The ban on smoking on the beach should be extended to all Italian beaches to protect the public health of the community. This was stated in recent days there Codacons, following the decision of Lampedusa and of Linosa to allow smoking only in designated areas with ashtrays.
As pointed out by the association, the dissemination of no smoking beach is affecting more and more Italian locations. The municipalities of Sassari and Savona, for example, have prohibited smoking on the beach, severely sanctioning offenders.
Based on these initiatives, Codacons thus launched its appeal: "We will contact the Ministry of the Environment asking for a national measure that rules and expressly prohibits smoking on Italian beaches”.
The consequences of smoking for the environment
Cigarettes are not just a health hazard.
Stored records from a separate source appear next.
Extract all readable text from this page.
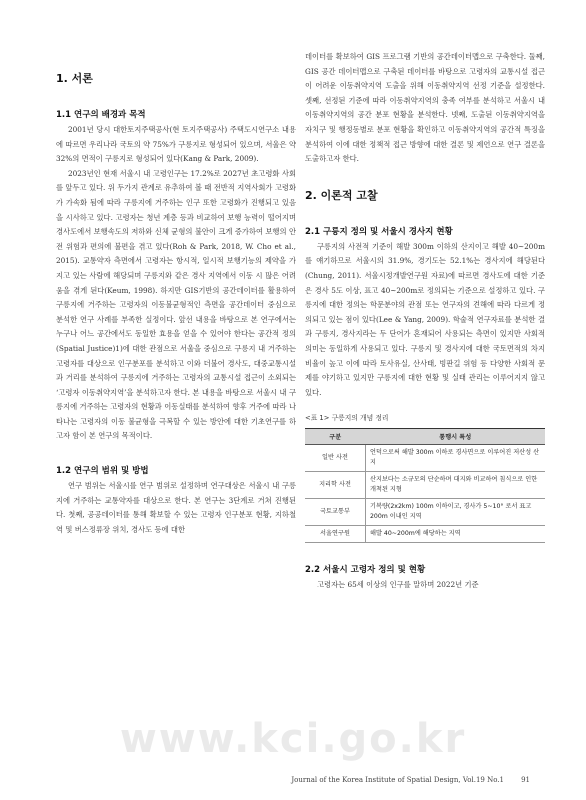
1. 서론
1.1 연구의 배경과 목적

2001년 당시 대한토지주택공사(현 토지주택공사) 주택도시연구소 내용에 따르면 우리나라 국토의 약 75%가 구릉지로 형성되어 있으며, 서울은 약 32%의 면적이 구릉지로 형성되어 있다(Kang & Park, 2009).

2023년인 현재 서울시 내 고령인구는 17.2%로 2027년 초고령화 사회를 앞두고 있다. 위 두가지 관계로 유추하여 볼 때 전반적 지역사회가 고령화가 가속화 됨에 따라 구릉지에 거주하는 인구 또한 고령화가 진행되고 있음을 시사하고 있다. 고령자는 청년 계층 등과 비교하여 보행 능력이 떨어지며 경사도에서 보행속도의 저하와 신체 균형의 불안이 크게 증가하여 보행의 안전 위험과 편의에 불편을 겪고 있다(Roh & Park, 2018, W. Cho et al., 2015). 교통약자 측면에서 고령자는 항시적, 일시적 보행기능의 제약을 가지고 있는 사람에 해당되며 구릉지와 같은 경사 지역에서 이동 시 많은 어려움을 겪게 된다(Keum, 1998). 하지만 GIS기반의 공간데이터를 활용하여 구릉지에 거주하는 고령자의 이동불균형적인 측면을 공간데이터 중심으로 분석한 연구 사례를 부족한 실정이다. 앞선 내용을 바탕으로 본 연구에서는 누구나 어느 공간에서도 동일한 효용을 얻을 수 있어야 한다는 공간적 정의(Spatial Justice)1)에 대한 관점으로 서울을 중심으로 구릉지 내 거주하는 고령자를 대상으로 인구분포를 분석하고 이와 더불어 경사도, 대중교통시설과 거리를 분석하여 구릉지에 거주하는 고령자의 교통시설 접근이 소외되는 ‘고령자 이동취약지역’을 분석하고자 한다. 본 내용을 바탕으로 서울시 내 구릉지에 거주하는 고령자의 현황과 이동실태를 분석하여 향후 거주에 따라 나타나는 고령자의 이동 불균형을 극복할 수 있는 방안에 대한 기초연구를 하고자 함이 본 연구의 목적이다.

1.2 연구의 범위 및 방법

연구 범위는 서울시를 연구 범위로 설정하며 연구대상은 서울시 내 구릉지에 거주하는 교통약자를 대상으로 한다. 본 연구는 3단계로 거쳐 진행된다. 첫째, 공공데이터를 통해 확보할 수 있는 고령자 인구분포 현황, 지하철역 및 버스정류장 위치, 경사도 등에 대한

데이터를 확보하여 GIS 프로그램 기반의 공간데이터맵으로 구축한다. 둘째, GIS 공간 데이터맵으로 구축된 데이터를 바탕으로 고령자의 교통시설 접근이 어려운 이동취약지역 도출을 위해 이동취약지역 선정 기준을 설정한다. 셋째, 선정된 기준에 따라 이동취약지역의 충족 여부를 분석하고 서울시 내 이동취약지역의 공간 분포 현황을 분석한다. 넷째, 도출된 이동취약지역을 자치구 및 행정동별로 분포 현황을 확인하고 이동취약지역의 공간적 특징을 분석하여 이에 대한 정책적 접근 방향에 대한 결론 및 제언으로 연구 결론을 도출하고자 한다.

2. 이론적 고찰
2.1 구릉지 정의 및 서울시 경사지 현황

구릉지의 사전적 기준이 해발 300m 이하의 산지이고 해발 40~200m를 얘기하므로 서울시의 31.9%, 경기도는 52.1%는 경사지에 해당된다(Chung, 2011). 서울시정개발연구원 자료)에 따르면 경사도에 대한 기준은 경사 5도 이상, 표고 40~200m로 정의되는 기준으로 설정하고 있다. 구릉지에 대한 정의는 학문분야의 관점 또는 연구자의 견해에 따라 다르게 정의되고 있는 점이 있다(Lee & Yang, 2009). 학술적 연구자료를 분석한 결과 구릉지, 경사지라는 두 단어가 혼재되어 사용되는 측면이 있지만 사회적 의미는 동일하게 사용되고 있다. 구릉지 및 경사지에 대한 국토면적의 차지 비율이 높고 이에 따라 토사유실, 산사태, 빙판길 위험 등 다양한 사회적 문제를 야기하고 있지만 구릉지에 대한 현황 및 실태 관리는 이루어지지 않고 있다.

<표 1> 구릉지의 개념 정리
구분	통행시 특성
일반 사전	언덕으로써 해발 300m 이하로 경사면으로 이루어진 저산성 산지
지리학 사전	산지보다는 소규모의 단순하며 대지와 비교하여 침식으로 인한 개척된 지형
국토교통부	기복량(2x2km) 100m 이하이고, 경사가 5~10° 로서 표고 200m 이내인 지역
서울연구원	해발 40~200m에 해당하는 지역
2.2 서울시 고령자 정의 및 현황

고령자는 65세 이상의 인구를 말하며 2022년 기준

www.kci.go.kr
Journal of the Korea Institute of Spatial Design, Vol.19 No.1 91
The habit of smoking also has serious consequences for the environment. In 2012, theAeneas (National Agency for New Technologies, Energy and Sustainable Economic Development) estimated that only in our country are thrown away every year 51 billion butts. These cigarette remains contain 324 tons of nicotine but also 1400 tons of tar and condensate. The list of harmful substances does not end there. In the butts there are benzene, polycyclic aromatic hydrocarbons, chromium and toluene.
These impressive figures are flanked by those of the entire planet. In the relationship Tobacco and its Environmental Impact: an Overview published in 2017 byWorld Health Organization (WHO) it is highlighted how the bad habit of smokers to throw their butts on the ground leads "annually to approximately 680 million pounds of tobacco waste worldwide."As specified by the WHO, these wastes also contain over 7,000 chemicals that infiltrate and accumulate in the environment, ending up in our streets, in our sewers, in our seas and proving to be extremely toxic to aquatic organisms.
But theecological footprint of tobacco it goes much further. Alarming information can also be learned from a report presented by Imperial College London, on the occasion of the Conference on the WHO Framework Convention for Tobacco Control (FCTC) of 2018. The document shows that the production of cigarettes consumed annually in the world involves the use of as many as 22 billion tons of water and the emission of 84 million tons of CO2 per year. Of these, about 21 tons of carbon dioxide come from tobacco cultivation, 45 from its treatment and 16 from the manufacture of cigarettes.
Data that make you think. Even more so if combined with the impact that tobacco consumption produces on human health, playing a decisive role in the onset of various diseases, some of which, we recall, are very serious and with a fatal course.